Los paisajes remotos y desolados, no obstante, van mucho más allá de la belleza visual que nos pueda proporcionar el cine, y de hecho desde ellos resuenan unos ecos literarios de tanta enjundia como El desierto de los tártaros, de Dino Buzzati, o Esperando a los bárbaros, de J.M. Coetzee.
Ulna en su torreta nos lleva a un escenario bastante parecido, el de la isla de Lizl, “una isla de viento y nieve donde casi nunca hacía buen tiempo”. Allí, al borde de un acantilado de espanto se encuentra una base científica reconvertida ahora en pequeña fortaleza, desde la que un regimiento formado casi exclusivamente por mujeres se dedica a combatir a la tribu salvaje de los Thuud. Así, mientras por un lado la fortaleza y la torreta del título penden junto al abismo, por el otro lado encaran un gigantesco trampolín conocido como “las alas de Chilmo”, que utiliza el enemigo para sus “saltos bárbaros”. Si no lográis haceros una idea, pensad simplemente en ese torneo de saltos que todos los días de Año Nuevo nos ayuda a calmar la resaca. Así, pero más bestia. Pues bien, ahí es donde, por decisión personal, fruto de un afán de cobrarse venganza, o, por decirlo de otra manera, de hacer justicia, a ido a parar nuestra heroína Ulna.

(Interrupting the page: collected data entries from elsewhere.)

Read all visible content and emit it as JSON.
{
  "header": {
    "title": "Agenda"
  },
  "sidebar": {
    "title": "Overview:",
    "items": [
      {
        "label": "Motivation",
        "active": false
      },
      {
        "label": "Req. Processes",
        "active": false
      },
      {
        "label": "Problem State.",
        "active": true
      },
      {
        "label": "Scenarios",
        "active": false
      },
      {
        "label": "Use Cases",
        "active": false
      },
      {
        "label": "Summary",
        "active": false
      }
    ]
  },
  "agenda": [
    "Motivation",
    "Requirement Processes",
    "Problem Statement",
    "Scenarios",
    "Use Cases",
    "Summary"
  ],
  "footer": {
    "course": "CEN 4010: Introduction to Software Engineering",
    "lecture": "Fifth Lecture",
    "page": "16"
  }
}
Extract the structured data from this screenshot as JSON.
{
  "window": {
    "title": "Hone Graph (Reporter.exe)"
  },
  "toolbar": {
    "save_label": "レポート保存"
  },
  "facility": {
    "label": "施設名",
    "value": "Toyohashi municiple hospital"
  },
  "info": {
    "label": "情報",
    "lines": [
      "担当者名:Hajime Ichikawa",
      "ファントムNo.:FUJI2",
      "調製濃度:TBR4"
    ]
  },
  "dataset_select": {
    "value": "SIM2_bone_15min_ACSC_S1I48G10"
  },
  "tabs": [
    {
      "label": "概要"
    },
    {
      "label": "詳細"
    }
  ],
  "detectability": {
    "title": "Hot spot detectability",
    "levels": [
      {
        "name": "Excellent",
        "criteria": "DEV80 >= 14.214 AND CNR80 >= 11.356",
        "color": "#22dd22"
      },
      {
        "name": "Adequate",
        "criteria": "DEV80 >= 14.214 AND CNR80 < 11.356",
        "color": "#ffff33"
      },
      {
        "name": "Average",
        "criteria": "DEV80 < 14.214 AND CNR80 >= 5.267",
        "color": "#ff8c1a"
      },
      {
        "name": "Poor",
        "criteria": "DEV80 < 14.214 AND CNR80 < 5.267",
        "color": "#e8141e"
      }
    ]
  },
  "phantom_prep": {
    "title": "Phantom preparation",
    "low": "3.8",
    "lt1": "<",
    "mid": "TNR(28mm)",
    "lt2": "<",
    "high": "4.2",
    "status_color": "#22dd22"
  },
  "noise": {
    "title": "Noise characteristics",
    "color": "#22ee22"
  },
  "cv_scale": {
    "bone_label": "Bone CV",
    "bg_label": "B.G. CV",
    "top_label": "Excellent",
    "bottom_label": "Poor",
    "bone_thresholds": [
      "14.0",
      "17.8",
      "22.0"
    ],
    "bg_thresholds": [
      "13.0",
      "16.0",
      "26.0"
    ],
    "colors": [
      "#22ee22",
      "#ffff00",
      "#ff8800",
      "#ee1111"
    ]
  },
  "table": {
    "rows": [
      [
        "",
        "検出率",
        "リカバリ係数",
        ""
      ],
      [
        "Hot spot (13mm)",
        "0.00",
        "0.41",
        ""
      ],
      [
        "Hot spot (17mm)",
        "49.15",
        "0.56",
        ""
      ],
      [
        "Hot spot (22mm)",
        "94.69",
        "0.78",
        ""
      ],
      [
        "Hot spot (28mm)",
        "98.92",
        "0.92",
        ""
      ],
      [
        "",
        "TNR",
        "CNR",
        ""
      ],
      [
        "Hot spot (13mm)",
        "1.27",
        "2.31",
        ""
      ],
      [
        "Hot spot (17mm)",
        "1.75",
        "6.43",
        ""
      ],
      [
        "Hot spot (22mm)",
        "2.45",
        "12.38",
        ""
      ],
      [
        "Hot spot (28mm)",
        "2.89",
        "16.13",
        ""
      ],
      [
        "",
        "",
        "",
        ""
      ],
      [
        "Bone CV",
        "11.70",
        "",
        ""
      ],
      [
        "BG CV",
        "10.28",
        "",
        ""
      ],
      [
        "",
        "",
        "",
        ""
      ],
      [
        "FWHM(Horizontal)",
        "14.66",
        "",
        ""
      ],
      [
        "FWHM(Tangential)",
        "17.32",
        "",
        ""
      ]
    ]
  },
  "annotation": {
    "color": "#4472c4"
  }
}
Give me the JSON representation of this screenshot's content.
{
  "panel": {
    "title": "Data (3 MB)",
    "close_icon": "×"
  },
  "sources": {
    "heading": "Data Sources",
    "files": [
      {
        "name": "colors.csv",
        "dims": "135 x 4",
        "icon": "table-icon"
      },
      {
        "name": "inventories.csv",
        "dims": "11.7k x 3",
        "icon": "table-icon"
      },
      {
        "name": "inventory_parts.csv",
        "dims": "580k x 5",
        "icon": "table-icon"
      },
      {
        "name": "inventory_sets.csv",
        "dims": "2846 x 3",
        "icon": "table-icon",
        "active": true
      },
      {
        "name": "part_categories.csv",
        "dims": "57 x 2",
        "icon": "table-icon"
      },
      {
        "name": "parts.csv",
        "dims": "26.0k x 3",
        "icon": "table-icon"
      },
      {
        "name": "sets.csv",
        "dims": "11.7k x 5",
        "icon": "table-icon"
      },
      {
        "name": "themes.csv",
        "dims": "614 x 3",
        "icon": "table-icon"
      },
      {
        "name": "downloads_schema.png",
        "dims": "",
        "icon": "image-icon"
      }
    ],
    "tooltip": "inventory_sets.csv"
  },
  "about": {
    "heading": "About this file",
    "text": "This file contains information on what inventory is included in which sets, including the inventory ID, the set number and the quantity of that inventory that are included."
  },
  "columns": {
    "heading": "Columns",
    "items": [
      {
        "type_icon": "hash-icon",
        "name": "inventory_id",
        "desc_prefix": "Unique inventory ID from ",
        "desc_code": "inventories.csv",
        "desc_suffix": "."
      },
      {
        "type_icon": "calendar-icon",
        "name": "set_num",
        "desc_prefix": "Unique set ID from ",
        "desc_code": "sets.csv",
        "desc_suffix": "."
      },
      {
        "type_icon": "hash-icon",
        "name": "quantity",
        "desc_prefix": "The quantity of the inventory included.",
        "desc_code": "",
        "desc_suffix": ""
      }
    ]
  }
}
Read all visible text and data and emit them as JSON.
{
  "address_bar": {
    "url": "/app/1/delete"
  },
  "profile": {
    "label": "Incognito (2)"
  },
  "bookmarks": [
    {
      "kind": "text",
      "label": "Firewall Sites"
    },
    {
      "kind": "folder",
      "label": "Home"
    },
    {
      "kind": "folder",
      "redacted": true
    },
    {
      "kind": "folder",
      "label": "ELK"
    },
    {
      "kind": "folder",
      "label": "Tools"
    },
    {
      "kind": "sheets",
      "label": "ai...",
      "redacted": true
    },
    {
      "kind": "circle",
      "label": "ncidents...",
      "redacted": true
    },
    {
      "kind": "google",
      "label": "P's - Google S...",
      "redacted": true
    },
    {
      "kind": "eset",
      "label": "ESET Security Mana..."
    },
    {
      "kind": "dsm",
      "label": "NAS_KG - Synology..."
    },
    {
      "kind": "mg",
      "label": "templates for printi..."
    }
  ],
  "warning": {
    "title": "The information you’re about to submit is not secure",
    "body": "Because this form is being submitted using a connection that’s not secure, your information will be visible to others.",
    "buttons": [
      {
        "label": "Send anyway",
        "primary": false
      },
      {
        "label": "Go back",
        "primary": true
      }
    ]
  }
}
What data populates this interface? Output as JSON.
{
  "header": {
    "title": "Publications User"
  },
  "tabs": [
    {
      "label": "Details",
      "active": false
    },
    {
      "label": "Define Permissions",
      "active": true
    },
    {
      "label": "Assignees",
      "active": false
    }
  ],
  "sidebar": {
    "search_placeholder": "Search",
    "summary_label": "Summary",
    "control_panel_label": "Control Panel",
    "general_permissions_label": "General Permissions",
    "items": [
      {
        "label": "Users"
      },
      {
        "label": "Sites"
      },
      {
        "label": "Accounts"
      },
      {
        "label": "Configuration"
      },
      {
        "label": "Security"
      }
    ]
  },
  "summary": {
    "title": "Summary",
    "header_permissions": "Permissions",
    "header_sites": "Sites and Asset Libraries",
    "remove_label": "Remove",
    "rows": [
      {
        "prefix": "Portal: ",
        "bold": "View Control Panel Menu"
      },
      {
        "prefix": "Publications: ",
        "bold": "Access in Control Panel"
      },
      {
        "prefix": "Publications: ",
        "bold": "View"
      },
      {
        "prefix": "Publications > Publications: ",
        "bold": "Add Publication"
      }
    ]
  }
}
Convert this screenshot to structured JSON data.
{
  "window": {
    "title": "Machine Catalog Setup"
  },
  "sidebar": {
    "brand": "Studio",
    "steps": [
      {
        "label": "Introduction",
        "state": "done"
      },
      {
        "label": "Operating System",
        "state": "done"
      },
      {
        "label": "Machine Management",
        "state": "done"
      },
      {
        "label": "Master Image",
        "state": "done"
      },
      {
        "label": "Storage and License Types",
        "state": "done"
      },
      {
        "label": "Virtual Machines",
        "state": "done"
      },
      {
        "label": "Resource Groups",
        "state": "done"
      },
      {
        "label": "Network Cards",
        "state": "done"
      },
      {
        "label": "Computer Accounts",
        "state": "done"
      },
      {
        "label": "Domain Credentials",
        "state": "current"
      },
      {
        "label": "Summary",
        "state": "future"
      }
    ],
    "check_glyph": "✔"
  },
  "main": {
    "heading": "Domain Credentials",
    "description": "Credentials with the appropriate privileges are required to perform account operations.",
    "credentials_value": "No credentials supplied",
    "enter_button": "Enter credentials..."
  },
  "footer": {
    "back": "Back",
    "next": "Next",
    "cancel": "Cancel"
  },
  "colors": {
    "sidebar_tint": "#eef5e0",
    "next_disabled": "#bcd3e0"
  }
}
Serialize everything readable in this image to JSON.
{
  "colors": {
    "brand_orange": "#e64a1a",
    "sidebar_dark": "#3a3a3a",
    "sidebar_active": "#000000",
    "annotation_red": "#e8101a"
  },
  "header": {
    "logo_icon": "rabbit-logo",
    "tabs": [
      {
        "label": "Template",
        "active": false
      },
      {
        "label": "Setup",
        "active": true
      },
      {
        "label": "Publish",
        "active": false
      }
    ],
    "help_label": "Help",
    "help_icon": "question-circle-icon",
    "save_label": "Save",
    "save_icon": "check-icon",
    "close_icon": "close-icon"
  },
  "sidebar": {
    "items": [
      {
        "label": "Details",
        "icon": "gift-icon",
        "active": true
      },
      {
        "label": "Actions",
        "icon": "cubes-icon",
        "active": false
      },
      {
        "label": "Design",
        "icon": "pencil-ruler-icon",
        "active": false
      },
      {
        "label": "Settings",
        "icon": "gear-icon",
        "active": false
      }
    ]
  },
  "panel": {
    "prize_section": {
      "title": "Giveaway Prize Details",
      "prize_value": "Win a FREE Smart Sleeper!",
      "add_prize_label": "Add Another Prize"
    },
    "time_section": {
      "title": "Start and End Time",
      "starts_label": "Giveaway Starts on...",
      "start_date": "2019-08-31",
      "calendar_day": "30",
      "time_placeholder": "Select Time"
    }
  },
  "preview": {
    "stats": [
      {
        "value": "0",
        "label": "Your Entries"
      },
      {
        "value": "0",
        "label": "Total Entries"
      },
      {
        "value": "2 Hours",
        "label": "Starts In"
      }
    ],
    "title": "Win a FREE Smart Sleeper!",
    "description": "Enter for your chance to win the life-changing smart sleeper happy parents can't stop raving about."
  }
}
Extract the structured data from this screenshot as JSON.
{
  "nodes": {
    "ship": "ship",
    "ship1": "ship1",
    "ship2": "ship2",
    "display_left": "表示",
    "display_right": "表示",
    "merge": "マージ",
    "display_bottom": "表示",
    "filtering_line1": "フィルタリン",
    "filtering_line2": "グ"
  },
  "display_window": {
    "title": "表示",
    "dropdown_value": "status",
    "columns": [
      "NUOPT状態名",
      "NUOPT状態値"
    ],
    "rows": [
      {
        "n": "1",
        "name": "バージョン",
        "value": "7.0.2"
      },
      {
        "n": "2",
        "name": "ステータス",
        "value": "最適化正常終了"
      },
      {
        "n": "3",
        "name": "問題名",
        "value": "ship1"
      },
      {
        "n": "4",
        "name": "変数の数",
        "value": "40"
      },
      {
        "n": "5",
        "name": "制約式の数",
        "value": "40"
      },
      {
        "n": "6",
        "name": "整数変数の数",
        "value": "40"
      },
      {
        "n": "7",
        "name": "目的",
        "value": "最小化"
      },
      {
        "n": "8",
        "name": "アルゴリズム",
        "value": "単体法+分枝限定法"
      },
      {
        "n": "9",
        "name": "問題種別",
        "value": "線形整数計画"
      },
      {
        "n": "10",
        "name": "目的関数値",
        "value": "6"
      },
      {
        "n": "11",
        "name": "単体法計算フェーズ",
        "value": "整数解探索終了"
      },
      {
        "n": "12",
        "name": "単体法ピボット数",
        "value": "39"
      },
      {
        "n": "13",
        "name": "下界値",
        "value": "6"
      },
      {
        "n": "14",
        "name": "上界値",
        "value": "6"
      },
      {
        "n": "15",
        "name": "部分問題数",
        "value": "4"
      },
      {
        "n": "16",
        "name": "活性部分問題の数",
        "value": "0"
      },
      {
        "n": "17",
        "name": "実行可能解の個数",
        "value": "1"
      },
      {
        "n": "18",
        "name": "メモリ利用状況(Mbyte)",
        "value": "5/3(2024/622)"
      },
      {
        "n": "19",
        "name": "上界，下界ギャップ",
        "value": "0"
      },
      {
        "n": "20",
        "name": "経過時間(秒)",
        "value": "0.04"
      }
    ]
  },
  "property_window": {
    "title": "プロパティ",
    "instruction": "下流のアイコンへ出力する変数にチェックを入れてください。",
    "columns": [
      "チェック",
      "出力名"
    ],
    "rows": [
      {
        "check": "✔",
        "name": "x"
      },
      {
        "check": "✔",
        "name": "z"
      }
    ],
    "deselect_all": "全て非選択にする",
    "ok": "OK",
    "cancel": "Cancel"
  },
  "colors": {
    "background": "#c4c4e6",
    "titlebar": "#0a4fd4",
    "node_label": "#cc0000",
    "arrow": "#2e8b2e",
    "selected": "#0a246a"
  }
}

No es fácil, a estas alturas del siglo y de los efectos especiales, crear monstruos que cumplan el cometido de todo monstruo que se precie, a saber, dar miedo. Espinas, babas, tentáculos, ojos amarillos y colmillos a tutiplén han dado, posiblemente, todo lo que podían dar de sí. El terror ahora ha de proceder, por supuesto, de algo más cercano a nosotros, más reconocible, más personal. Y así, Ulna en su torreta nos regala unas criaturas nunca antes vistas, y absolutamente espeluznantes en todo su prosaico esplendor. Se trata, ni más ni menos, que de dentaduras. No, no son bichos con dientes feos. Son dentaduras. Monstruosas, repulsivas, escalofriantes y, sobre todo, absolutamente humanas. Y si pensáis que eso a vosotros no os da yuyu, recordad la primera vez que visteis aquello, en un vaso, al lado de la cama de vuestro abuelito.
Este primer volumen de Ulna en su torreta, en definitiva, nos trae una historia interesante y original, un personaje central muy atractivo, escenas de una violencia difícil de digerir, y una escena final de sexo francamente turbadora. Queremos más.